MEMÓRIAS SUJAS (parte 1)

O conto que vou começar a postar foi um dos primeiros que fiz em minha curta carreira como escritor. Devo frisar que contos não são meus fortes, porém são mais práticos, e de rápido desenvolvimento e conclusão. Ele foi escrito de forma contínua, e não em partes como o conto "o poeta". Contudo, para facilitar a leiturar (e criar expectativa, claro!), irei dividi-lo em partes. Sem mais delongas, segue...


Memórias Sujas

 

            Sinto-me tão só! O corpo dolorido me faz querer ficar na cama mais umas horas. É impossível! Não me posso dar o luxo de chegar atrasado na repartição pelo terceiro dia consecutivo. Definitivamente não posso mais ficar acordado durante toda a madrugada, preso ao vício da internet.
            Pela janela do quarto vejo que o sol vai alto, provavelmente seriam mais de oito horas. Ah! Levanto-me com a dificuldade de quem levanta uma tonelada. Passa das oito e meia. Mais um dia com menos quatro horas de sono. Desse jeito, vou-me acabar.
            O chuveiro me acorda, a água gélida agride meus ossos e minha carne. Por que todo o meu corpo dói? Mais parece que levei uma surra. A zonzeira continua, os meus reflexos estão lentos, choco-me contra a pia do banheiro e a dor não é maior do que a que eu sentia.
            A cozinha cheira a podre (alguém já viu coisa podre cheirar?) Fede! Não me lembro de ter deixado tudo tão desarrumado; as minhas memórias estão vagas e não faço a mínima questão, agora, de lembrar qualquer coisa. Mas o que faz feder tanto assim?

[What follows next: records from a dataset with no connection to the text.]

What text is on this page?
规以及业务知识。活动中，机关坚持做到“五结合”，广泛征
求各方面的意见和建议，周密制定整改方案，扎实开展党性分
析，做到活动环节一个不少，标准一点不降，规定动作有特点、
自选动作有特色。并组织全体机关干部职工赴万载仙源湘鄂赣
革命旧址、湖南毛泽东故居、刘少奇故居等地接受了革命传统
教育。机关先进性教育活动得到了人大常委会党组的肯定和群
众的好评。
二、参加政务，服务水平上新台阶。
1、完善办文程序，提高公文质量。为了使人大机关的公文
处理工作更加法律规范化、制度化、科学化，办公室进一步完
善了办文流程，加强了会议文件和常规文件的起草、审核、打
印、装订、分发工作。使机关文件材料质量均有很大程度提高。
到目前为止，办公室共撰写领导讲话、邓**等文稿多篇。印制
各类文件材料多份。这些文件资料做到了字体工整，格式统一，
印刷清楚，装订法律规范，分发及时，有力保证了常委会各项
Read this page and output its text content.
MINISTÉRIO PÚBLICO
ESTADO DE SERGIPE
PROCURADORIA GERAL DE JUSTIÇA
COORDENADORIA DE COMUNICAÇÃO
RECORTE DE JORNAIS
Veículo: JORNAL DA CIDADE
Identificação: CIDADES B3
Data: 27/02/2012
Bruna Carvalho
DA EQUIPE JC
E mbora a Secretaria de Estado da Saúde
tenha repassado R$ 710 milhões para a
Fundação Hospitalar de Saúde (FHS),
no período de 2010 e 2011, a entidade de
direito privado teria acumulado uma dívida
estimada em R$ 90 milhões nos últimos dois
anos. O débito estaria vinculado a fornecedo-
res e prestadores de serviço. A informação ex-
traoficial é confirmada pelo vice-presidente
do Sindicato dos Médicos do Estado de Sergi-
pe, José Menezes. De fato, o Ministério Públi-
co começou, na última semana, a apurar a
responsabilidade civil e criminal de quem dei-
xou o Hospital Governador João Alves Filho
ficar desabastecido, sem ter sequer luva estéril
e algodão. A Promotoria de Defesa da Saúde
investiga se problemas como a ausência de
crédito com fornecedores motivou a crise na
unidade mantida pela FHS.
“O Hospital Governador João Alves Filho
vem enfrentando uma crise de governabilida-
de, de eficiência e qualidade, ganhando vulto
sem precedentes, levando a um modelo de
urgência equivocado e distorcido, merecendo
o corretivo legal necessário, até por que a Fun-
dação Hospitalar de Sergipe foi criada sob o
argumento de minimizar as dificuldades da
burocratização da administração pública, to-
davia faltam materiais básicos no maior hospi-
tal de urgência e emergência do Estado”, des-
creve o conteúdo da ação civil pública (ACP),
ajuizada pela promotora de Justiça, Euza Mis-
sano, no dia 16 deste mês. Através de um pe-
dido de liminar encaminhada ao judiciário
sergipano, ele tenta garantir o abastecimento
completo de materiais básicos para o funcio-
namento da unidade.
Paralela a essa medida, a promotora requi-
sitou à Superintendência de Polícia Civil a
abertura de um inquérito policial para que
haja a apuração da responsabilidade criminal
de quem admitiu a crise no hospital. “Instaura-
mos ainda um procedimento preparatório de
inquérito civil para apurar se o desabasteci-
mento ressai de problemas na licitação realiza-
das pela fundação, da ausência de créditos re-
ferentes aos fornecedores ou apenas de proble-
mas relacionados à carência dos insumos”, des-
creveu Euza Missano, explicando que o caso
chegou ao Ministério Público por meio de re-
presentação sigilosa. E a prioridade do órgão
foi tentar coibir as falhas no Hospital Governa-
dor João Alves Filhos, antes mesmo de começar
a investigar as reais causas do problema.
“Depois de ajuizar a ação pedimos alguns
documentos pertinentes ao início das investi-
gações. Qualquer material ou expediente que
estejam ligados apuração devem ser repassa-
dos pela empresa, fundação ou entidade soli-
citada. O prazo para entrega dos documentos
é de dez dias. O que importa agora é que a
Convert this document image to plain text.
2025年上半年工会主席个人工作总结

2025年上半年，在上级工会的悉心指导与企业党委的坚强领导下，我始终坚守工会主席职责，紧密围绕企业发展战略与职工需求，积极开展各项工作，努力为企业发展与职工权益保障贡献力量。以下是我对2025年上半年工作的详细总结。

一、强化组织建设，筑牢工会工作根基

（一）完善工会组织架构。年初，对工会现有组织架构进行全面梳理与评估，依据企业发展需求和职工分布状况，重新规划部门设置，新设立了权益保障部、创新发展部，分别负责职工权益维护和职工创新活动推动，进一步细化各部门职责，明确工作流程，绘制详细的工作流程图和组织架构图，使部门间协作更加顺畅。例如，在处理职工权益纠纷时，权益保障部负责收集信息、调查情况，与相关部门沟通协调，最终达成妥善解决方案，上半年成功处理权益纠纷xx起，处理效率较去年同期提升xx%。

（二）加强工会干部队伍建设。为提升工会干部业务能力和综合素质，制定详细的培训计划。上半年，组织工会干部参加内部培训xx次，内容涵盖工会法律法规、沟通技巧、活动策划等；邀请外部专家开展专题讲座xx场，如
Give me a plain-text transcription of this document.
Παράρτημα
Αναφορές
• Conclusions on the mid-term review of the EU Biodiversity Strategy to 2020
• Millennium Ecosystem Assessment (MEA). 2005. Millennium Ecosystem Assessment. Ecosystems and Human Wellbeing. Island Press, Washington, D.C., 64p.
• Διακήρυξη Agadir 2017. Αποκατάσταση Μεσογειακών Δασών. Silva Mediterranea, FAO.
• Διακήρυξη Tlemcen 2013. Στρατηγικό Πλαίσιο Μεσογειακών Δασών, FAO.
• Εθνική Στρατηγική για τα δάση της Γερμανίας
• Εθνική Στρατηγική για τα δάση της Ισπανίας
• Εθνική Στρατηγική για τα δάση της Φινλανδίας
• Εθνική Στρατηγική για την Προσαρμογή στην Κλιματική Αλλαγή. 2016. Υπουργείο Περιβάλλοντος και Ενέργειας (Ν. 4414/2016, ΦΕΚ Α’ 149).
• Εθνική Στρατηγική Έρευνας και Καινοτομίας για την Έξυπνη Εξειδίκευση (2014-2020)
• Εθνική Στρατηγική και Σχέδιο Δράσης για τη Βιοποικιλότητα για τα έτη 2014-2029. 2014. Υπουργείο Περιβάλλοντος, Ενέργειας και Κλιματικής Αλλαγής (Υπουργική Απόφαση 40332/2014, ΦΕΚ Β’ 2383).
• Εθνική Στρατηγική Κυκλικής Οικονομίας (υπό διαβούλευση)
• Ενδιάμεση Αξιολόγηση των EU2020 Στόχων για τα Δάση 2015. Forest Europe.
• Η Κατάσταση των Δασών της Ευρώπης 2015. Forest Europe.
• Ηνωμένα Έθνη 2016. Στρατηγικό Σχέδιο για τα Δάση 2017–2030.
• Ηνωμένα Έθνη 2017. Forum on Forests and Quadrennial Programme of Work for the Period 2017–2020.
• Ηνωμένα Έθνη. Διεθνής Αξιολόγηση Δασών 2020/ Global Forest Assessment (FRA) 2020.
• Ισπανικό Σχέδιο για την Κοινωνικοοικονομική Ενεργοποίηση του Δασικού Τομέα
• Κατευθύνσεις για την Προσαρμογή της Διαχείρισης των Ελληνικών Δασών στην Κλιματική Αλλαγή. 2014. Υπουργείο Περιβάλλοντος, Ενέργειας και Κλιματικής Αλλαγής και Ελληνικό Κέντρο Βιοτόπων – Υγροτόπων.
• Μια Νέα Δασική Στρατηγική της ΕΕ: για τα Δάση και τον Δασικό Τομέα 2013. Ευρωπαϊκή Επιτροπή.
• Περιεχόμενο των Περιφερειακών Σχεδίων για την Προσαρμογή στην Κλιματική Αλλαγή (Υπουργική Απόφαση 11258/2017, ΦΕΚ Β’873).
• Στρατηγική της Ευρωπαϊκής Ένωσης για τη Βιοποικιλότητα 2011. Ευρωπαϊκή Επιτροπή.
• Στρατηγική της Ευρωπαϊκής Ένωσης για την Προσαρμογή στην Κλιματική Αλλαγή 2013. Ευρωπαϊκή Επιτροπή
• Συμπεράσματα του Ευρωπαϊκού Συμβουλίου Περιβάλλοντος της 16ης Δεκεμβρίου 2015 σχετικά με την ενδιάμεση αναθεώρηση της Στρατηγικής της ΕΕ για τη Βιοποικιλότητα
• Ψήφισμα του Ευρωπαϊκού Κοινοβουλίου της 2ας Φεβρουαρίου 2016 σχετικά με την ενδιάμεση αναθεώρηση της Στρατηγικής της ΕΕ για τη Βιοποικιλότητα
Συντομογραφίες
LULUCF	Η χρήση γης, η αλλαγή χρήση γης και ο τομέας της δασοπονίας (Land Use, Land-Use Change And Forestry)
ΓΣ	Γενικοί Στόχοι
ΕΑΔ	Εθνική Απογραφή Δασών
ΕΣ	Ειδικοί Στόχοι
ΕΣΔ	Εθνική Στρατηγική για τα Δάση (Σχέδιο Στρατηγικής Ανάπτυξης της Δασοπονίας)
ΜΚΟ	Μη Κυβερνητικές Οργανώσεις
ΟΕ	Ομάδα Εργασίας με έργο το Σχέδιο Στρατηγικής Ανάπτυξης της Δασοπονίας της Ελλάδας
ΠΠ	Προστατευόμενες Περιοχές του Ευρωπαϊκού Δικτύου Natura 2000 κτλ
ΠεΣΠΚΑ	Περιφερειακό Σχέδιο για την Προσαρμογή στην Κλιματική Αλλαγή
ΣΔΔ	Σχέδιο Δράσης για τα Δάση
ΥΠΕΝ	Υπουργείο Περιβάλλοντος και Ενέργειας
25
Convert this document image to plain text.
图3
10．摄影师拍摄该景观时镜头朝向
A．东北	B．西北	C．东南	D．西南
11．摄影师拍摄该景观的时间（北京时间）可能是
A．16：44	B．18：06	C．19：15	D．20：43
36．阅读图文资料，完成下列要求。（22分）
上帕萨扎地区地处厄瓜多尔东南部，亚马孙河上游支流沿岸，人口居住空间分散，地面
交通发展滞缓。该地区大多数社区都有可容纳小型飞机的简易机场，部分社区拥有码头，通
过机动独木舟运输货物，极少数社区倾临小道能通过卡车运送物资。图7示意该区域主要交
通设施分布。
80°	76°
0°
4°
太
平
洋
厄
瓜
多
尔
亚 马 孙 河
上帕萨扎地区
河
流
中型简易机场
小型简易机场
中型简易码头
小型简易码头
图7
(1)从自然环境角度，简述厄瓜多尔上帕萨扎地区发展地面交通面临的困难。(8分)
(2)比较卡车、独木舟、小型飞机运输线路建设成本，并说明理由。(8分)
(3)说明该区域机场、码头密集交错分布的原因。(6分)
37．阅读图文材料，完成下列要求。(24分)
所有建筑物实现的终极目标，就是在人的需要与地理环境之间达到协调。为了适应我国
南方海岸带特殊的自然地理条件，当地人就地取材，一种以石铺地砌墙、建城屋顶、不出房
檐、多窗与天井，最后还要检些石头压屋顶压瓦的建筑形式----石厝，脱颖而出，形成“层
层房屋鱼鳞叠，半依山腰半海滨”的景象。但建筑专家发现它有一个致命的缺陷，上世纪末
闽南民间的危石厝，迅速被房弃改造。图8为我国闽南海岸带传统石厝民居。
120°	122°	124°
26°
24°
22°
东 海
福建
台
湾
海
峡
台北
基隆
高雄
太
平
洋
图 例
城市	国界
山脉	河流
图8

Havia muitas moscas, sobre a pia apenas copos sujos, pratos sujos, facas sujas… Será que fiz algo para jantar e não me lembro? Sobre o fogão, três panelas tampadas. Destampo-as… Ah! O vômito vem-me à boca instantaneamente, mal dá tempo de correr para a pia. Nossa, tem algo podre naquelas panelas. Volto, com uma toalha no rosto, e vejo que esqueci as carnes na panela e elas apodreceram. Acho que me recordo, ontem tratei carne, isso explica as facas sujas e sangue no balcão. Mas estragariam com tão pouco tempo? Arrumo sacos plásticos de lixo e despejo o conteúdo das panelas neles. Amarro-os bem e os coloco junto à porta da cozinha. A próxima providência é desinfetar todo o ambiente. É o jeito, chegarei atrasado mais um dia… Paciência! mas não posso deixar meu apartamento naquele estado.
            Em menos de uma hora a cozinha está limpa novamente, o odor fétido foi-se quase inteiramente, ficando apenas o aroma de lavanda do detergente que utilizei. Percorro os outros cômodos do apartamento, em busca de mais sujeira. A bagunça da casa era natural, resolvo dar um jeito em tudo, e arrumo tudo com uma disposição poucas vezes vista. Deixaria para ir ao trabalho à tarde, após o almoço, e com o espírito pronto para as broncas do chefe.
            Passa um pouco do meio-dia quando desabo no sofá com uma xícara de café na mão. Percebo que a secretária eletrônica está repleta de recados. Mas como, se sempre escuto os recados antes de dormir? Além de tudo, é estranho eu não ter ouvido o telefone tocar durante a noite. Aciono o botão, busco o último recado. A voz era grave, rouca, conhecida, do meu chefe:
            — Gustavo? Sou eu, você deve saber… Escuta aqui, rapaz, é a última vez que ligo para você. A última, entendeu? É definitivo! Passe, quando resolver voltar, no meu escritório… Ah, e tem mais: não me venha com desculpas mirabolantes não, uma semana sem aparecer é justa causa!
            A fita para e fico atônito. Retrocedo e encontro dezenas de recados, todos dando pela minha falta. Falta? Se ontem mesmo fui ao trabalho. Ligo o computador, está lá: quinta-feira, 27 de setembro… Como?! Se ontem foi terça. Será que dormi um dia inteiro? Entro na minha pasta, sei que baixei um programa da internet, ontem de madrugada, e tem registrado a data. Aqui, terça-feira, 18, 00:42. Mas… pensei que tinha sido hoje, de madrugada… Mas como? Semana passada? Minha cabeça não compreende, e começa a doer, algo de estranho, muito estranho…
            Vou ao meu quarto, uma camada de poeira cobre a cômoda, como se a não usasse há dias. Olho em volta e não vejo nada, não enxergo nenhuma explicação, nada que me possa esclarecer as idéias. Tenho a lembrança viva, ontem foi terça, e entrei na internet durante a madrugada, deveria ter registrado quarta. Mas não há registro. Cheguei atrasado na segunda, na terça e hoje… mas hoje é quinta, uma semana depois. Não entendo, agora é meu corpo que dói. Deito-me na cama e fecho os olhos, não posso perder o emprego, é o quarto neste ano. É melhor dormir, talvez relaxando eu consiga encontrar alguma explicação para tudo isto.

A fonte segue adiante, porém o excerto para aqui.